私の調味料のさしすせそは、「さ」さもしい愛、「し」しょうもない愛、「す」捨てて掃く愛、「せ」寂寞な愛、「そ」粗悪な愛の五つだ。
「ニャンコの森のもえもえオムライスをふたつお願いにゃのだ♡」
 私は私の作るこの黄色の地平に何も込めてはならない。猛毒の愛を彼女らがトッピングして、客の腹を押し広げる萌えに自我が一片も混ざらないように。私を押し殺して作った料理が彼女らによって三つ星に輝けばそれがいい。
 本当はまっさらに白いコック帽で客の目に映る鉄板の上の卵を転がしてみたかった。でも私の調理師免許はここに落ち着いたのだから。
「もえもえニャンニャンもえニャンニャン♡ 美味しくな〜あれ♡」
ちょうど今、あの子がケチャップで本日三回目の「あいしてる」を書いた。
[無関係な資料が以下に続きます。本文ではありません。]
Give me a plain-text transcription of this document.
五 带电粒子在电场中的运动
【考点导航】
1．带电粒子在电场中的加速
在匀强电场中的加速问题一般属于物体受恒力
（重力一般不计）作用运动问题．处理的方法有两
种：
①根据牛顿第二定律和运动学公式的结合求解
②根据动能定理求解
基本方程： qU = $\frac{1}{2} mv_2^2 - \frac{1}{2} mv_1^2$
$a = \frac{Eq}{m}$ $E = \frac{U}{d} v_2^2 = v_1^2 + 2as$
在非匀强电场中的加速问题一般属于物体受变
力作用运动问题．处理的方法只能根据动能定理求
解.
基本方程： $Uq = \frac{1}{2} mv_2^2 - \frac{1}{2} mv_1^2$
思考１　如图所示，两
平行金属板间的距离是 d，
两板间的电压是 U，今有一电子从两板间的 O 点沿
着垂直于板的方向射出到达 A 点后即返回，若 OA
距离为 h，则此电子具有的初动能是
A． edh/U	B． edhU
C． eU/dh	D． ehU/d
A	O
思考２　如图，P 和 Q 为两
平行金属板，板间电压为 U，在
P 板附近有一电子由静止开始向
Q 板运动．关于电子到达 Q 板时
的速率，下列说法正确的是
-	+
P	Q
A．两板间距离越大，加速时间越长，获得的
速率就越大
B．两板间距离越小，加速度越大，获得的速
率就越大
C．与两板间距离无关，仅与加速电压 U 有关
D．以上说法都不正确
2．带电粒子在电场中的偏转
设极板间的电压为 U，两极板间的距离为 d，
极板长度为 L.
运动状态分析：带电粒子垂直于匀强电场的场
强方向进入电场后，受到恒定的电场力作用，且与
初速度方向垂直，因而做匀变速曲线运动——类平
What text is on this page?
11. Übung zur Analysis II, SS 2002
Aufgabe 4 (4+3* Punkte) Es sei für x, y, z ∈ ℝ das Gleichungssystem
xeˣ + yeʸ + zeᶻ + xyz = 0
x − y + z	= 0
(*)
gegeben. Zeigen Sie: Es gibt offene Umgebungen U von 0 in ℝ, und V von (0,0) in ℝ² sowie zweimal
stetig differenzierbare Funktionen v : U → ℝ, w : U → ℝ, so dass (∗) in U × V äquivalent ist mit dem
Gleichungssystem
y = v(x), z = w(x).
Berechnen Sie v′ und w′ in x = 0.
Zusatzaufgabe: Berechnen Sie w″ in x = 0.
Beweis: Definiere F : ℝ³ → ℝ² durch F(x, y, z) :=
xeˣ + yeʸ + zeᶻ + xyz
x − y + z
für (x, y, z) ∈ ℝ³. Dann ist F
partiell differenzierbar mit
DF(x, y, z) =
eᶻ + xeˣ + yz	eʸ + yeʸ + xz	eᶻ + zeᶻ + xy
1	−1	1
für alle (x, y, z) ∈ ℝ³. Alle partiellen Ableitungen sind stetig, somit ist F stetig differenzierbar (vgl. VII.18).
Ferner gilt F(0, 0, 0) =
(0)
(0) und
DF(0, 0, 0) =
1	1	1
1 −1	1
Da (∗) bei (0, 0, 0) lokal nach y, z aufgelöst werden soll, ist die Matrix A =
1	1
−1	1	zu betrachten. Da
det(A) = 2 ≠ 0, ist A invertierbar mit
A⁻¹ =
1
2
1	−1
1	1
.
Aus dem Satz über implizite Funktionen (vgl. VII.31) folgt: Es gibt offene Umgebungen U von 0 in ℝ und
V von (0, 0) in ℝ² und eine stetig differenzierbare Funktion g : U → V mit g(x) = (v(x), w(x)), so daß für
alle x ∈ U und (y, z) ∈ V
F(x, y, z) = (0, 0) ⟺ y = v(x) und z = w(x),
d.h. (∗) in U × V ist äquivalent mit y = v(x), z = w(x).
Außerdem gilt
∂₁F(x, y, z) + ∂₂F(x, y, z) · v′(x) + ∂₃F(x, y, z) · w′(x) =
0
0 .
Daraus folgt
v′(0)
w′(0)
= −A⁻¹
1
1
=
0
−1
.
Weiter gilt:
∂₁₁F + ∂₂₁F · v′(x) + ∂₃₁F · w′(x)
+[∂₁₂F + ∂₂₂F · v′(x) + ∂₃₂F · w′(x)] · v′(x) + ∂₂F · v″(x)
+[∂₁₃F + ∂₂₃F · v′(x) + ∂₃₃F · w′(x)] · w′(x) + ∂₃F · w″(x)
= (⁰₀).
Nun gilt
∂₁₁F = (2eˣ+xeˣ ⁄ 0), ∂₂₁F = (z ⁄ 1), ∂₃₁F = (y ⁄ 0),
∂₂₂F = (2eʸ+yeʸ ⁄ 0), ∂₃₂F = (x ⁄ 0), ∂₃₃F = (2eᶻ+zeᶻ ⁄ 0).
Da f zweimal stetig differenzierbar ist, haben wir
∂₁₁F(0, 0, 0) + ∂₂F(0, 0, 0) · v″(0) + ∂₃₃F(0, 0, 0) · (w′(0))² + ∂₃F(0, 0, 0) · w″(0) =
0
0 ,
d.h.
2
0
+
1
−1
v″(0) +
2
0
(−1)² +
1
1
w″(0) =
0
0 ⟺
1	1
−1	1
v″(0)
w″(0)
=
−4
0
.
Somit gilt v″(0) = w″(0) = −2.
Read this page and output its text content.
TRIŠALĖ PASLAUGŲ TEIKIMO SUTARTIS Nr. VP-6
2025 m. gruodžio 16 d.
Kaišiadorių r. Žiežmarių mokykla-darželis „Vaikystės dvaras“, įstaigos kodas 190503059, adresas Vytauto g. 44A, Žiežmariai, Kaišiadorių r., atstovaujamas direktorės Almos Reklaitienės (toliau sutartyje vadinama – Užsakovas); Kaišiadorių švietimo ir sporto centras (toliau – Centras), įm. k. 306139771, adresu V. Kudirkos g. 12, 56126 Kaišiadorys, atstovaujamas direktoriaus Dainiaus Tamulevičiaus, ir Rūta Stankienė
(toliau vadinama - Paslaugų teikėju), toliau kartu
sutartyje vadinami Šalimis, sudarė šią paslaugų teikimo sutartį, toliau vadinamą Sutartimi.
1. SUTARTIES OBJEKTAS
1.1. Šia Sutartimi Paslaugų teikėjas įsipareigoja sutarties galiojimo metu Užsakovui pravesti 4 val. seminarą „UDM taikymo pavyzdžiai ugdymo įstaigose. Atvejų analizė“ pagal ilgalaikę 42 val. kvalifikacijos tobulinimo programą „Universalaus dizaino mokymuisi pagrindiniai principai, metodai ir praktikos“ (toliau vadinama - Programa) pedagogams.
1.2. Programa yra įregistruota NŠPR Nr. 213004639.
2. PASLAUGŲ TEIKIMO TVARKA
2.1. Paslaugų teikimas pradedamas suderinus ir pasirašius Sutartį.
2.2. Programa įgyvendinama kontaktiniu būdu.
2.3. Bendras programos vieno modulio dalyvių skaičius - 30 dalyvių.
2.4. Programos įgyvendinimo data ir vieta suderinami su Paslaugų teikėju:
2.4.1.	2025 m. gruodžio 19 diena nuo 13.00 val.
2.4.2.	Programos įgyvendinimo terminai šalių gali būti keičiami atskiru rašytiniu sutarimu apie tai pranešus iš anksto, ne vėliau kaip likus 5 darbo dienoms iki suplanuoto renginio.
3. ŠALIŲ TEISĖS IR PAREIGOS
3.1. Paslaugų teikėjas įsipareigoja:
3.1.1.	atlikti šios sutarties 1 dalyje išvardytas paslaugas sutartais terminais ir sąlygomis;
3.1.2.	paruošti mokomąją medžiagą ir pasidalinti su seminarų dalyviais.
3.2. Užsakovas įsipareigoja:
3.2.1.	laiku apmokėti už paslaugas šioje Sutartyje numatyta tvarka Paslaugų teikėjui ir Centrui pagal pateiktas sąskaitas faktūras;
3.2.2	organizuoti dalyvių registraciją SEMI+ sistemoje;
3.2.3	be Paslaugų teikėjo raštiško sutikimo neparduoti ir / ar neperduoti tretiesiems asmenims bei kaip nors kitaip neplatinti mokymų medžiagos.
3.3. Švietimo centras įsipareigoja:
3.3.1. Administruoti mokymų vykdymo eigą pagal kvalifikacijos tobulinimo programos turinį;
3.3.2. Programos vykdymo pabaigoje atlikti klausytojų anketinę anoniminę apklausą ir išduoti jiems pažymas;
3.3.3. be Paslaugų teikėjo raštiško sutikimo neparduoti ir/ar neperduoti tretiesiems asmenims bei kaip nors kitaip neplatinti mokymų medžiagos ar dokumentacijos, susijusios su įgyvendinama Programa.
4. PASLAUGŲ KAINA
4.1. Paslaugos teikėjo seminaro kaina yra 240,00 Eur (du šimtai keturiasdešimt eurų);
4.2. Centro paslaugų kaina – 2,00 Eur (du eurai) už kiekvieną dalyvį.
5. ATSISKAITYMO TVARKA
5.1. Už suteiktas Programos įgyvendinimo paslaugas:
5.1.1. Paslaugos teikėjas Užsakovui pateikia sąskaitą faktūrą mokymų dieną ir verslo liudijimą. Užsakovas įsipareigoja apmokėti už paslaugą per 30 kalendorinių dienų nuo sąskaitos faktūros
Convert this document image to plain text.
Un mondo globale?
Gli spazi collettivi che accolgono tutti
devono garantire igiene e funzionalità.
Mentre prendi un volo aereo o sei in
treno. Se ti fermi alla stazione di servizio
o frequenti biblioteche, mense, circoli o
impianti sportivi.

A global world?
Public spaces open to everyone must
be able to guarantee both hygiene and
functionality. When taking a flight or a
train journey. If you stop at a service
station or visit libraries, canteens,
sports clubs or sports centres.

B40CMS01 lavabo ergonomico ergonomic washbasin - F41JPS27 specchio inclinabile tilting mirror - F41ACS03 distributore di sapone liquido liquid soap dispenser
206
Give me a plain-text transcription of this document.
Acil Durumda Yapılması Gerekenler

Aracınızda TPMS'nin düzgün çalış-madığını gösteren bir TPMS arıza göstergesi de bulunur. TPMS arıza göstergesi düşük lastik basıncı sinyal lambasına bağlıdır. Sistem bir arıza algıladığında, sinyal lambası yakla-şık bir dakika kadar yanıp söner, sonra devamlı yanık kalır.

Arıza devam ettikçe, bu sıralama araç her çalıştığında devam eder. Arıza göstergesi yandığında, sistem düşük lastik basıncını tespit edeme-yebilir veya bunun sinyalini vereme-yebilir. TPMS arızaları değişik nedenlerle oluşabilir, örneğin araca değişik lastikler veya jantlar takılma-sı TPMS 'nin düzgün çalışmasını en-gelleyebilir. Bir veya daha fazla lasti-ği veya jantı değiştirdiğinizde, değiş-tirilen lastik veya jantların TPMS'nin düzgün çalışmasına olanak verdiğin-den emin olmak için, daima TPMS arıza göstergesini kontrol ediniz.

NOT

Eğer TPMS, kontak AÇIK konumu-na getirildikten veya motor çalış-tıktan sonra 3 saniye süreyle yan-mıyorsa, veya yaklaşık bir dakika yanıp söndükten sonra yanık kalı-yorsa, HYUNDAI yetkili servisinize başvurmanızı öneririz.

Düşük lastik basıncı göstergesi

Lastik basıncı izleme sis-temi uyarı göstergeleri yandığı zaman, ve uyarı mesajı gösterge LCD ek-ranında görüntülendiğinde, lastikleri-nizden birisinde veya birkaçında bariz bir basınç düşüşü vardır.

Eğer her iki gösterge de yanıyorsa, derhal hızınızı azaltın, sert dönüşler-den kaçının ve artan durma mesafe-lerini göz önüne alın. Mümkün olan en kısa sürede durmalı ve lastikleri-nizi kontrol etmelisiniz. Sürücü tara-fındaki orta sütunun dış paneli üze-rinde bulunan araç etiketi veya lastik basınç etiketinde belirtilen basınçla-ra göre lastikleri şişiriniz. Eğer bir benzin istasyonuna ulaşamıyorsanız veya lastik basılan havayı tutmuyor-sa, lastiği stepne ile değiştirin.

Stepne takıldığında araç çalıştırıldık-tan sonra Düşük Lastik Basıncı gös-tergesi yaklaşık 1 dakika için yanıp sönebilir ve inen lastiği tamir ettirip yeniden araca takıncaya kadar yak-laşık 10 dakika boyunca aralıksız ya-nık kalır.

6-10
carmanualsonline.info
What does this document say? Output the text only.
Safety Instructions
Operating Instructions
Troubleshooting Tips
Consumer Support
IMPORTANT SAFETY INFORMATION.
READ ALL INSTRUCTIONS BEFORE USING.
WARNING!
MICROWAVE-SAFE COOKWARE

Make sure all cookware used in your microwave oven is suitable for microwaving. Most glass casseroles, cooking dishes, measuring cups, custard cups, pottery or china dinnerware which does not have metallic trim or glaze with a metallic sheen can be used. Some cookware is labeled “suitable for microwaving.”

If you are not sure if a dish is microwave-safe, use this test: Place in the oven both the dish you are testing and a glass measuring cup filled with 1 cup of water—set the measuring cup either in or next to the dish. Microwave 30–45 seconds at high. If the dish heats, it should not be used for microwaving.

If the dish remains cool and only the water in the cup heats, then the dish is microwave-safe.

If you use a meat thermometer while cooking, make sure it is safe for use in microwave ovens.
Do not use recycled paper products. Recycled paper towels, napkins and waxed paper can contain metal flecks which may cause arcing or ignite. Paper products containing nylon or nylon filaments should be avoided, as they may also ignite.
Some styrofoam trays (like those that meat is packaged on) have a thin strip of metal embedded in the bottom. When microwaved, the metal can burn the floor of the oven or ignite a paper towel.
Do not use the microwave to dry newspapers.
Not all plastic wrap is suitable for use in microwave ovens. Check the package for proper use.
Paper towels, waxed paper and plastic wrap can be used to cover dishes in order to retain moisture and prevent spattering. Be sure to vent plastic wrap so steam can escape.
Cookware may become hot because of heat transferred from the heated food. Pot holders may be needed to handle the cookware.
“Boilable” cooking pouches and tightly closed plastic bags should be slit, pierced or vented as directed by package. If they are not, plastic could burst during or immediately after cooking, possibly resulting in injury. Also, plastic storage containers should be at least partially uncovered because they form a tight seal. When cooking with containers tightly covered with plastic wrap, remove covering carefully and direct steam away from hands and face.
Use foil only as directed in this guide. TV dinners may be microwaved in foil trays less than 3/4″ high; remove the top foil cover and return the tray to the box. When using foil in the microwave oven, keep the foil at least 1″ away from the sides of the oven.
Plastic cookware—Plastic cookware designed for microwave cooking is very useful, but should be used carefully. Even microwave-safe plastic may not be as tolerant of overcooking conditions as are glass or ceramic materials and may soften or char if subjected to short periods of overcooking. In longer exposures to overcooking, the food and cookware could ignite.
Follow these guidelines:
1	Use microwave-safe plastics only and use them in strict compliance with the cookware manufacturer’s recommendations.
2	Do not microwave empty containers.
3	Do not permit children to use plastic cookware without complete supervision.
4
スプーンで割ってしまうのなら、そんな大切なことを書いて欲しいなんて頼んでは駄目だと思う。
 作って壊す食事なんだから、愛なんかより塩加減を。愛は、一匙も味蕾に訴えない。

「賄い、美味いっス。あざす」
だから、帰り際のあの子の一言に
「……じゃあ失敗作かもね」
タバコを吸う手で顔を覆いながら、あはって笑った。
 その子の左腕には、洗濯板のような無数の切り傷があった。屈託のない、無垢な傷だった。

ハートを書いてもらっていいですか!
かわいいニャンコを描くニャン!
ういにゃんの名前を書いて欲しいナ!

 卵で張ったカンヴァスに、飽くなき愛を刻む女の子たち。愛を売って、お賃金を貰う高尚なあの子たち。私は、愛を全く売らずに給料を貰う。社会に流通するお金は信用で成り立っていると言う。私はきっと時給ゼロ円の信用で生活している。
 自分に向けた愛はご自愛出来るのに、他人に向けた愛は他愛無くなってしまう私。が、作る、オムライスを、

美味しいと言ってくれたあの子がいたように
オタクたちのシナプスを満たすために

愛は無から生まれることもある。とても奇跡だけど、地球が無から生まれたように。
 私は確かめるように、今日も卵の殻を砕く。それは、自傷しないのとどこか似ている。